Three of them were soldiers, but they seemed to belong to two different armies. Two were in loose-fitting gray uniforms and matching forage caps, while the other soldier wore blue and a slouch hat with some sort of adornment pinning the brim up. His left sleeve was empty, folded up, and attached to the elbow. On his right arm were three yellow stripes. Regardless of color and rank, the uniforms were torn and tattered. The remaining two men looked like so many others Håkan had seen on his journeys—deerskin leggings, flannel shirts, wide-brimmed hats. The civilians were on regular bays, but the soldiers rode thick, tall draft horses—stout, muscular, almost neckless, their fetlocks and hooves covered by thick tufts of hair full of burrs and thistles. Håkan knew nothing about breeds, but it was clear that those beasts were meant for the harness and not the saddle.
“Friend!” the blue soldier cried. “Hey, friend! We’re friends!”
Håkan realized that he was panting. Out of nowhere, a colony of little incandescent dots started bubbling, popping, vanishing, and reemerging before his eyes. His body felt less dense. Even if he had wanted to respond, his tongue, glued to his palate, was too dry and heavy to allow him to speak a single word.
One of the soldiers in gray muttered something, and the others laughed. They rode by some meat that was being jerked on frames. The other gray soldier took a piece, tasted it, and spat it out. He rubbed his tongue with his sleeve while cursing and making grotesque noises. More chuckles.
Håkan thought that he could smell them. Human stench. To what savagery would he be subjected? Because these were wild and unkind men. He could tell from their scars, their snickers, and, above all, their calmness—the calmness of people who know they can always rely on absolute violence. He looked at the gun in his hand as if someone had planted it there while he was distracted. Taking another life.
They stopped about fifteen paces away from him. Had he been seen? After conferring—in signs more than in words—one of the civilians put his rifle into his saddle holster, dismounted, and took a few steps toward Håkan.
“We mean no harm, mister. No harm at all. Just a few words.”
Showing himself unarmed was the only option. Perhaps his size would intimidate them. Perhaps his size would make them want to shoot him on the spot. He was reconciled with the idea of dying, but he did not want to share that singular, final experience with these brutes. Before putting the pistol down and proceeding to one of the exits, he realized, fleetingly, that it was the first time in his life that he was scared of men younger than himself.
The lion coat hung on one of the posts at the foot of the bed. It was not cold, but he put it on. After removing a section of the roof, he stepped on a table and climbed out.

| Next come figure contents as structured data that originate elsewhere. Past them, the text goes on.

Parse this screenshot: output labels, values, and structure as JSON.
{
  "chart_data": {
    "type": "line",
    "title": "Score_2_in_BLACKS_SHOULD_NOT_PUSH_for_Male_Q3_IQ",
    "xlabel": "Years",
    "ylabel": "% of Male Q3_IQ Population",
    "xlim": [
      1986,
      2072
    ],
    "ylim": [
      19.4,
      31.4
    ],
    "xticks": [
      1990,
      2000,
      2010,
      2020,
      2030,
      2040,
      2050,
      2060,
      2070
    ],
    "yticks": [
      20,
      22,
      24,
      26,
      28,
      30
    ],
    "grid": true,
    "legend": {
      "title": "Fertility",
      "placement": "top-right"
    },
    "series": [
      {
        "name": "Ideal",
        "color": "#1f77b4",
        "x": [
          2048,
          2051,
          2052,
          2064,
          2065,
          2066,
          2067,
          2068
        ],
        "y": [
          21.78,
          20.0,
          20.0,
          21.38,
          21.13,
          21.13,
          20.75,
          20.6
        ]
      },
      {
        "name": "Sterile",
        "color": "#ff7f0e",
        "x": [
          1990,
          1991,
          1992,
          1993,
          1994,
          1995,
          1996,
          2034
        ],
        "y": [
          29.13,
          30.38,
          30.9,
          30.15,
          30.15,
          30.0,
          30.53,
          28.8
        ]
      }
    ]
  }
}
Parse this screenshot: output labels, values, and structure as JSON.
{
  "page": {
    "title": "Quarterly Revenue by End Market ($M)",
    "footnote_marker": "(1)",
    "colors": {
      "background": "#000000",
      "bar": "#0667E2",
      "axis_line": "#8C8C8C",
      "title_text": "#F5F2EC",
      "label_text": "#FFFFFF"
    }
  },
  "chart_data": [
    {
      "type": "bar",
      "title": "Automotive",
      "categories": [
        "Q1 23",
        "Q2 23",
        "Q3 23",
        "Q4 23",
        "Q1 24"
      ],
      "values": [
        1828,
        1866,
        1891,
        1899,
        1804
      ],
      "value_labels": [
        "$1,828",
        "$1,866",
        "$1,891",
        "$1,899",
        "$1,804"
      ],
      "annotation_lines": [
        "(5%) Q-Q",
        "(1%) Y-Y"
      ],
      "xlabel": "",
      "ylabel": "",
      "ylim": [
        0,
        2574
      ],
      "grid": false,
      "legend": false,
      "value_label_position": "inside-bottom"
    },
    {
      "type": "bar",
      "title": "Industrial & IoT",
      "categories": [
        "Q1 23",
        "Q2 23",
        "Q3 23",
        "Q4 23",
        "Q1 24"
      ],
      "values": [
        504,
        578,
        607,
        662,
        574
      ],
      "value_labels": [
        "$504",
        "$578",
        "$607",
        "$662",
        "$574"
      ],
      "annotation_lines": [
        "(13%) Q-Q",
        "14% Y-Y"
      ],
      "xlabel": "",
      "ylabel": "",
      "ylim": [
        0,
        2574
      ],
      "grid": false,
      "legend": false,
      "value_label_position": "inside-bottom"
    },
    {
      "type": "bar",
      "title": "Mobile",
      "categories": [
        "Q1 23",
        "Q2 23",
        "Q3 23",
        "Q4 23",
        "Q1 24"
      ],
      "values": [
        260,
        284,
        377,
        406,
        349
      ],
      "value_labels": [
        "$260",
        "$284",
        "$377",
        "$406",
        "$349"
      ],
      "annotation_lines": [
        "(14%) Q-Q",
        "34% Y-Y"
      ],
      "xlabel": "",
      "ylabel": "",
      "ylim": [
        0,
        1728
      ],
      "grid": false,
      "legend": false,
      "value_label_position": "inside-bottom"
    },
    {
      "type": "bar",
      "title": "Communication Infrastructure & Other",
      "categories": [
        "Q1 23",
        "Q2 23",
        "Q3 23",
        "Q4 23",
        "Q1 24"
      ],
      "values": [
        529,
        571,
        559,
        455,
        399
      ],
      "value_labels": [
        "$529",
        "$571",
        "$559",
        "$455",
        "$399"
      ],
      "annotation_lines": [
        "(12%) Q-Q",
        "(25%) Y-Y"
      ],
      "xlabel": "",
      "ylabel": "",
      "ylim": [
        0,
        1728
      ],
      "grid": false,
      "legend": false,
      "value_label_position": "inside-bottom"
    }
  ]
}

Because he was crouching when he emerged from the trench, his height was not revealed at once, but as he uncoiled and came to an upright position, he looked ahead and saw amazement gradually overtaking everyone’s expression. Håkan himself was surprised. It had been years since he last stood next to another person or something of a more or less constant size—something that was not in nature or that he had not made with his hands. The men were like children. The horses looked wrong. Håkan and the men stared at each other; he, remembering what a man was; they, discovering what a man could be.
One of the civilians cocked his gun. The soldier in blue raised his single hand without looking away from Håkan.
“It’s you,” he said.
Håkan stared at his own bare feet. After so many years looking down at them, they had become objects removed from his own self. Even more, callous and insensible to touch, they had ceased to mediate between the world and his consciousness. They were one more everyday article.
“It is you,” the one-armed man in blue repeated. “See?” he cried, turning around to his comrades. “It’s him!” And then, facing Håkan once again, “The Hawk.”
The disgrace, the guilt, the fear came rushing back, wiping out all the years spent in solitude. He was back where he had left off.